We broke up 4 years ago, and it was such a sad time. Four years have passed, and I still find myself missing you and loving you. The more I grew older, the more I realized what we had was magical. You were my first love, and I’ve never loved anyone that much before. I imagine our future together so many times, and I wish I could just turn back the clock just to enjoy our moments together again. I imagine how we would get back together after 4 years with our lessons learned. I imagine hugging you and crying in your arms. I imagine sitting on the bench in our college’s front yard, the same bench where I kissed you for the first time, and just talking and laughing again. I wish I could kiss you again and tell you I love you. But no, all I had left of you was just a boring conversation on social media with you that I’m trying to hold onto. I know you’re not interested in talking to me, and that really hurts me. However, I just can’t seem to let you go. I’ve tried MS, I’ve tried for the past 4 years, but you always seem to come back. I cannot count how many times I wish you could just go away, but you always stay in my mind. You are always there. Whenever I’m lonely, I think of you. I think of us. I think of our time spent together. I imagine what we would be like if we kept dating. I wish I could write you letters when you were in the military. I wish I could love you more, but all of this doesn’t mean anything because you will never read this letter. I don’t know if I could ever love anyone else like you anymore.
I always imagine meeting your family again and playing with your dog. I want to ask you so many questions, but I never get a chance. Is your grandma doing okay? I think I still keep your grandma’s gift for me, and I’ll probably never exchange it. Did your dad’s business ever take off? Do you like working for him? Does your mom still do pottery? What college did your sister get into? Does she like it?
I enjoy my time spent with your family. I still remember your parents’ gaze when we were at the train station. I remember how proud they were. I remember your mom’s soft gaze at me, and I will never forget that. Oh, how I wish I could see that again.
I am so sorry for the pain I’ve caused you, leading you to break up with me. I don’t know how many times I have to say sorry to you anymore, but I am so sorry. I hope you find a way to forgive me. I hope I will find a way to forgive myself.

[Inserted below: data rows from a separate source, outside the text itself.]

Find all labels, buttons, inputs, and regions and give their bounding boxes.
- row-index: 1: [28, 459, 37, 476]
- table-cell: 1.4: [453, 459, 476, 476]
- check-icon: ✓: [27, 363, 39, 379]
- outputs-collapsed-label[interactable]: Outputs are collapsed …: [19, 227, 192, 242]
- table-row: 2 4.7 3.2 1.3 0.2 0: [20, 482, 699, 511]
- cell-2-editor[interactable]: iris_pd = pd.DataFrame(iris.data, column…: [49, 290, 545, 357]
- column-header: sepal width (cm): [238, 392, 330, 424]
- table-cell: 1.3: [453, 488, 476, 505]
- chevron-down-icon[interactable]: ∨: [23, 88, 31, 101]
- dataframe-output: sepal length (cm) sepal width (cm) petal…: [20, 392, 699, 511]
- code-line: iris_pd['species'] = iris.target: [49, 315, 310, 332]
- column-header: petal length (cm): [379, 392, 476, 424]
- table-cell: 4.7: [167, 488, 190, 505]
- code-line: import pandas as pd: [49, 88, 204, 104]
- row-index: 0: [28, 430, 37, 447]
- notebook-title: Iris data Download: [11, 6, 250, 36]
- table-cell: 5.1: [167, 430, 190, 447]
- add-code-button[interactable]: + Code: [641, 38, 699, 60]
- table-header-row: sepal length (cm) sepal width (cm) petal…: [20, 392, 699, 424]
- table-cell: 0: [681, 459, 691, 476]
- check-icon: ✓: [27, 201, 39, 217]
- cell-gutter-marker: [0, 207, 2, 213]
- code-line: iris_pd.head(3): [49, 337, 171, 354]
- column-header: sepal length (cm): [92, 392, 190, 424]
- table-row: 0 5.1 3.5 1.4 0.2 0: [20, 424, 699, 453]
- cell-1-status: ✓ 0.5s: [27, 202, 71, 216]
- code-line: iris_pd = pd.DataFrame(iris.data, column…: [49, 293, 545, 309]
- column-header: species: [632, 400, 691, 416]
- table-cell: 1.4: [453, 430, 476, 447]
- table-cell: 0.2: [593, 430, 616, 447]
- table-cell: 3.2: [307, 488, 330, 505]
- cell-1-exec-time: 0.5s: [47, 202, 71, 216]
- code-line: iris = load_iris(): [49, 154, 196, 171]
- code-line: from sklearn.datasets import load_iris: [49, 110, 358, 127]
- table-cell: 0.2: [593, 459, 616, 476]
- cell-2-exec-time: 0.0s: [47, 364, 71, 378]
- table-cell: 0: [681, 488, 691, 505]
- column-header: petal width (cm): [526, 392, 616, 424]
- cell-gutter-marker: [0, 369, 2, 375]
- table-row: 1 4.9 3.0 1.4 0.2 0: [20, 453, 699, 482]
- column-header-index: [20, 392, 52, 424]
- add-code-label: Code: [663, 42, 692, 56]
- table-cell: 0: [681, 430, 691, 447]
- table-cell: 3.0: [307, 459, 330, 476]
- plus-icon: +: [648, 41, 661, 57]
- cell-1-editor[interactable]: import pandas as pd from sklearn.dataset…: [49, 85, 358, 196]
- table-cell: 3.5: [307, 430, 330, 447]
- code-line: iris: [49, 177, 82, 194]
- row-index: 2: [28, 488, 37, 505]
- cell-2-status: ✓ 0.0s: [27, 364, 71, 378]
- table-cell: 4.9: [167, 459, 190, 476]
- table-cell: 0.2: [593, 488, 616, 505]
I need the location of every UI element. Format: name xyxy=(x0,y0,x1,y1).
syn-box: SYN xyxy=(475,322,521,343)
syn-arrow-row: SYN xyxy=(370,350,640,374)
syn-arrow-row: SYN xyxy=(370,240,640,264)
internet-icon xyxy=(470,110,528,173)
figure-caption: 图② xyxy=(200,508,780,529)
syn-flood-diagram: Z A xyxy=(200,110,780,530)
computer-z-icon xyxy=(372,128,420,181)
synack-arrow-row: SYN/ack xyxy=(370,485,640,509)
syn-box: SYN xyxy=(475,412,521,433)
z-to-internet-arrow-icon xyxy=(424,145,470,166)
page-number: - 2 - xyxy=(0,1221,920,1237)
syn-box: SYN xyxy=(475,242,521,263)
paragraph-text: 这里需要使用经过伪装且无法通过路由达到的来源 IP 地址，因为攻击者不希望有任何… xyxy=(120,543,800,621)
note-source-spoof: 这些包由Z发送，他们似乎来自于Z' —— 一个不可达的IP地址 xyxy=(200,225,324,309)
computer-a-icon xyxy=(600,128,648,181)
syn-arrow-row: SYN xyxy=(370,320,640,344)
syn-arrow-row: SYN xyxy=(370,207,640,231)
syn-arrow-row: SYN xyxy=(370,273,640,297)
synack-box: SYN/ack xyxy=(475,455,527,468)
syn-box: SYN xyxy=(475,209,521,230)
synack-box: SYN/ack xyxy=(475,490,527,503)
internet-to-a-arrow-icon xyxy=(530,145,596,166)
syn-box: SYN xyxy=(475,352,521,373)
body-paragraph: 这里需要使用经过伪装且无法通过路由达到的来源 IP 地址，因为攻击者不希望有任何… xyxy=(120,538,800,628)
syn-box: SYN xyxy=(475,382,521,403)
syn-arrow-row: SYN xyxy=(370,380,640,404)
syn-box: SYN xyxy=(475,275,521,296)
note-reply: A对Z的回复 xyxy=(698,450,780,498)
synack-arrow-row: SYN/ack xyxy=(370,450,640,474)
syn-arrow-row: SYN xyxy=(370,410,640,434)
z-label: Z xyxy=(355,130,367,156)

I’ve traveled the world for the past 4 years, and I ended up going back to my hometown after declaring to the world how much I hate it. I missed you most when I was in London because I saw so many couples on the street. I missed you when I was walking on the street in Washington, D.C. I missed your smile when I walked down Rodeo Drive in Los Angeles. I missed your voice when I was in Osaka. But I hated my hometown the most because it reminds me of you. Everything and everyone.
Soon enough, you’ll find someone else, and you’ll get married. I hope she loves you more than I ever love you even though I don’t even know if I could ever handle the news. But I know that you will. I told you when we broke up that you shouldn’t invite me to your wedding, and I still want the same thing. I don’t think I could handle it well. It’s heartbroken enough just to see from afar.
I know that they said if you love someone, set them free. I am setting you free, but my pain is still here. One day, this pain will turn into scars, and I’ll wear them like a badge of honor. Because I know I have lived and loved and lost.
Now, I have to eat dinner because I’m so hungry. I wish my sorrow could just fill me up, but food is better.